Financing start-ups is also a great hurdle. Banks are reluctant and risk averse to lend without collateral. If a loan is secured it is not nearly enough to meet the requirement and equity is difficult to come by. The ones who have demonstrated that they have the ability to serve a niche market and can show potential to scale up have been successful to secure equity financing.  

The start-up industry is evolving despite the lack of an enabling environment.  The resilience shown by these entrepreneurs has steadily improved, and the appetite to invest in them is gaining traction. Examples are ride sharing apps that made the government change its policy, e-commerce platforms that have engaged with the government to facilitate the sector, and companies that realigned business plans to accommodate government policies.

 A cloud service provider had to create a hybrid model because government officials could not comprehend what it was, and that data could be secure. They needed to see actual physical infrastructure.  

But start-ups are resilient, and they will continue to compel the authorities to accommodate them as they continue to grow. They have adapted to the situation and have introduced internal safeguards to secure their ideas in a lax IPR environment.  

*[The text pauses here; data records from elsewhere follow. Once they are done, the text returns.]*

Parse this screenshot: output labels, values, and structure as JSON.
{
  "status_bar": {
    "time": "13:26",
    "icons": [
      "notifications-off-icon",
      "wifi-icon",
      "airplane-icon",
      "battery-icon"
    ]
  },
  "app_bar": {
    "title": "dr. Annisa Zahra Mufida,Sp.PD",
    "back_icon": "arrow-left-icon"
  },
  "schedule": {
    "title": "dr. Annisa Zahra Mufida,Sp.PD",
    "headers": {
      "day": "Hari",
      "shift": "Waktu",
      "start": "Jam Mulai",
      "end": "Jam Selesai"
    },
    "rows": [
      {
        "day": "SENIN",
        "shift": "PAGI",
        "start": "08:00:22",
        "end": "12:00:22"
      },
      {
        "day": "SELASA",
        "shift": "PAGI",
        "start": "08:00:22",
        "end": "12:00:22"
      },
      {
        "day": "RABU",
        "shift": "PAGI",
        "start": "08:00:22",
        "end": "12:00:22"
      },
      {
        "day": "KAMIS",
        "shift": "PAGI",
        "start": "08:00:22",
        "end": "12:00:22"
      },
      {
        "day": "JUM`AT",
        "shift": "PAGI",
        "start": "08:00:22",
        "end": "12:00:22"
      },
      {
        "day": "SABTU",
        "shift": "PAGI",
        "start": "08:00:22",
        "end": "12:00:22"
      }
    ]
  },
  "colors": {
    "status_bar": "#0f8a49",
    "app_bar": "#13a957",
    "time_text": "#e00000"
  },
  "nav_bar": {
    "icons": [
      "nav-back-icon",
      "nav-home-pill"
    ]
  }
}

Some are ensuring strict non-disclosure agreements, developing in-house products knowing that there will be disrupters in the market six months down the road and, focussing on networks as much as focussing on products. 

The government’s new regulations will hopefully put it in a facilitating role to create a platform for ideation to grow with the help of mentors from academia and the private sector. Nepal’s start-ups are to stay, and with the right legal and regulatory framework in place, will thrive. One day there will be a Nepali unicorn in the making.

Siddhant Pandey is Chairman and CEO of Business Oxygen Pvt Ltd (BO2).